The management of CH, one of the most painful and disabling forms of headache, has shifted with the development of new medications like galcanezumab, even as a first line of treatment [6, 13,14,15]. To the best of our knowledge, this is the first report with galcanezumab in Brazilian CH patients showing the effectiveness, tolerability, and pragmatic approach position from headache specialists for this primary headache.

The outcomes of the present study bring to light a significant decrease in the number of headache attacks, with 64.8% of the patients with eCH achieving a ≥ 50% decrease in the number of attacks within three weeks of its subcutaneous administration. They are consistent with prior research [13, 14] for the preventive treatment of eCH. Although we do not know whether some patients improved due to a spontaneous remission, our timeframe to evaluate headache frequency reduction was, as previously reported in studies [14], three weeks. However, it is noteworthy that chronic sufferers also revealed at least some degree of reduction in headache severity (42.8% of the cCH patients and 50% of those cCH who were not lost to follow up). These results are even more important since the typical first-line medication verapamil may require an uncomfortable posology (three times a day), and promote tolerability issues such as constipation and AV conduction abnormalities [4, 5].

In our study, 66% of patients had a reduction in headache attacks ≥ 50% after 3 weeks with 300 mg doses of galcanezumab. Other studies that also evaluated the efficacy of galcanezumab in eCH in real-world patients found similar results, but used a dose of 240 mg galcanezumab [16,17,18].

Galcanezumab is a monoclonal antibody that targets CGRP and has been shown to be an effective treatment in stopping CH attacks. CGRP is found throughout the trigeminovascular system and is elevated in the jugular blood and tear fluid of patients with CH, both interictally and during attacks [19]. There is no doubt that CGRP plays an important role in the pathophysiology of CH, as CGRP infusion induces headache attacks in CH patients by promoting activation of the trigeminal-autonomic reflex [20] and its reduction with symptomatic treatment produces improvement [8,9,10].

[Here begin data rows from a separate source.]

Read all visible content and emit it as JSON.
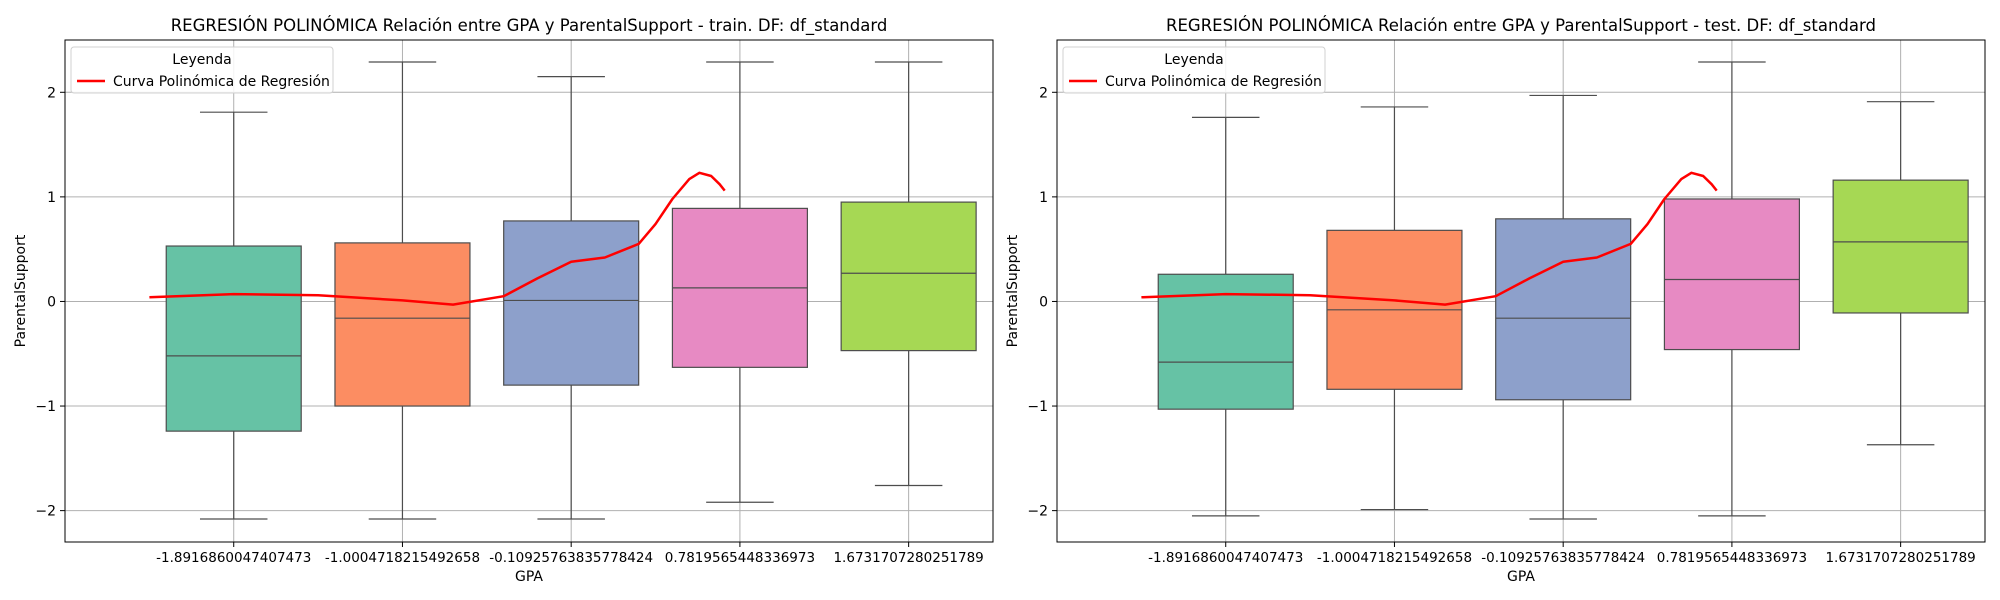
{
  "chart_data": [
    {
      "type": "box",
      "title": "REGRESIÓN POLINÓMICA Relación entre GPA y ParentalSupport - train. DF: df_standard",
      "xlabel": "GPA",
      "ylabel": "ParentalSupport",
      "ylim": [
        -2.3,
        2.5
      ],
      "yticks": [
        -2,
        -1,
        0,
        1,
        2
      ],
      "ytick_labels": [
        "−2",
        "−1",
        "0",
        "1",
        "2"
      ],
      "grid": true,
      "categories": [
        "-1.8916860047407473",
        "-1.0004718215492658",
        "-0.10925763835778424",
        "0.7819565448336973",
        "1.6731707280251789"
      ],
      "boxes": [
        {
          "whisker_low": -2.08,
          "q1": -1.24,
          "median": -0.52,
          "q3": 0.53,
          "whisker_high": 1.81,
          "color": "#66c2a5"
        },
        {
          "whisker_low": -2.08,
          "q1": -1.0,
          "median": -0.16,
          "q3": 0.56,
          "whisker_high": 2.29,
          "color": "#fc8d62"
        },
        {
          "whisker_low": -2.08,
          "q1": -0.8,
          "median": 0.01,
          "q3": 0.77,
          "whisker_high": 2.15,
          "color": "#8da0cb"
        },
        {
          "whisker_low": -1.92,
          "q1": -0.63,
          "median": 0.13,
          "q3": 0.89,
          "whisker_high": 2.29,
          "color": "#e78ac3"
        },
        {
          "whisker_low": -1.76,
          "q1": -0.47,
          "median": 0.27,
          "q3": 0.95,
          "whisker_high": 2.29,
          "color": "#a6d854"
        }
      ],
      "curve": {
        "name": "Curva Polinómica de Regresión",
        "color": "#ff0000",
        "x_index": [
          -0.5,
          0.0,
          0.5,
          1.0,
          1.3,
          1.6,
          1.8,
          2.0,
          2.2,
          2.4,
          2.5,
          2.6,
          2.7,
          2.76,
          2.83,
          2.88,
          2.91
        ],
        "y": [
          0.04,
          0.07,
          0.06,
          0.01,
          -0.03,
          0.05,
          0.22,
          0.38,
          0.42,
          0.55,
          0.74,
          0.98,
          1.17,
          1.23,
          1.2,
          1.12,
          1.06
        ]
      },
      "legend": {
        "title": "Leyenda",
        "position": "upper-left"
      }
    },
    {
      "type": "box",
      "title": "REGRESIÓN POLINÓMICA Relación entre GPA y ParentalSupport - test. DF: df_standard",
      "xlabel": "GPA",
      "ylabel": "ParentalSupport",
      "ylim": [
        -2.3,
        2.5
      ],
      "yticks": [
        -2,
        -1,
        0,
        1,
        2
      ],
      "ytick_labels": [
        "−2",
        "−1",
        "0",
        "1",
        "2"
      ],
      "grid": true,
      "categories": [
        "-1.8916860047407473",
        "-1.0004718215492658",
        "-0.10925763835778424",
        "0.7819565448336973",
        "1.6731707280251789"
      ],
      "boxes": [
        {
          "whisker_low": -2.05,
          "q1": -1.03,
          "median": -0.58,
          "q3": 0.26,
          "whisker_high": 1.76,
          "color": "#66c2a5"
        },
        {
          "whisker_low": -1.99,
          "q1": -0.84,
          "median": -0.08,
          "q3": 0.68,
          "whisker_high": 1.86,
          "color": "#fc8d62"
        },
        {
          "whisker_low": -2.08,
          "q1": -0.94,
          "median": -0.16,
          "q3": 0.79,
          "whisker_high": 1.97,
          "color": "#8da0cb"
        },
        {
          "whisker_low": -2.05,
          "q1": -0.46,
          "median": 0.21,
          "q3": 0.98,
          "whisker_high": 2.29,
          "color": "#e78ac3"
        },
        {
          "whisker_low": -1.37,
          "q1": -0.11,
          "median": 0.57,
          "q3": 1.16,
          "whisker_high": 1.91,
          "color": "#a6d854"
        }
      ],
      "curve": {
        "name": "Curva Polinómica de Regresión",
        "color": "#ff0000",
        "x_index": [
          -0.5,
          0.0,
          0.5,
          1.0,
          1.3,
          1.6,
          1.8,
          2.0,
          2.2,
          2.4,
          2.5,
          2.6,
          2.7,
          2.76,
          2.83,
          2.88,
          2.91
        ],
        "y": [
          0.04,
          0.07,
          0.06,
          0.01,
          -0.03,
          0.05,
          0.22,
          0.38,
          0.42,
          0.55,
          0.74,
          0.98,
          1.17,
          1.23,
          1.2,
          1.12,
          1.06
        ]
      },
      "legend": {
        "title": "Leyenda",
        "position": "upper-left"
      }
    }
  ]
}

The panel of experts formed within the framework of this study also points out the need to tailor treatment for CH depending on whether CH is manifesting for the first time, the frequency and severity of the attacks, the patient’s particular conditions as the current time of bout duration and response to the previous therapy. It also describes the priority order for choosing treatment options, the likelihood of combining approaches, the place for new therapeutic agents, such as galcanezumab, and the consulting profile for the follow-up visits. Interestingly, for the whole panel of experts, galcanezumab was a treatment option to start even for chronic patients, despite its demonstrated lack of efficacy [13]. It also emphasized that non-cluster headache treatments, such as onabotulinumtoxinA, did not yet grab Brazilian paradigms of treatment for CH, despite existing questionable evidence [21].

The next steps in the assessment of galcanezumab should aim at developing more studies, especially for the heretofore understudied populations such as younger, older, and patients with cCH. Moreover, the development of further studies on the efficacy of combining galcanezumab with other traditional or novel treatments such as neuromodulation will be useful and are warranted in improving CH management.

Based on the data from the 10 Brazilian experts on the treatment of cluster headaches, which was not meant to represent the country guidelines, bring forward the following expert preferences consensus (Table 5):

The current study offers accountabilities of real-world experience of CH using galcanezumab with the following limitations. First, a limitation is the uncontrolled design, although the patients were consecutive. Second, bias in treatment selection was limited by the discussion of each subject between 5 experts to decide the evaluation and treatment. Third, we had a 15.9% attrition rate, which may have been related to drug effectiveness, adverse effects, or cost issues since Brazilians rarely receive it from insurance or medical plans and have to purchase the prescribe therapy [15, 21]. Thus, the study may overestimate effectiveness or underestimate adverse effects.

Another potential methodological weakness is the small number of participants despite the four-year study. The fact that the study was conducted only in one country, thus limiting the scope of results, was on purpose and may reflect the reality of a specific geographic region. Additionally, the results of this real-world observational study may not have reflected all of the preferences of the panel of experts.

Altogether, this paper provides additional information on the effectiveness and feasibility of galcanezumab in CH; the findings emphasize the use of this mAb as an effective agent in managing CH, especially eCH. The development of galcanezumab as part of a multidimensional treatment plan endorsed by consensus-based guidelines is a major step forward in the care of this highly morbid disorder. However, the findings discussed also reveal the need to keep researching more about the possibilities of long-term therapy to clarify adherence issues and tolerability as well as the real need for combining treatments.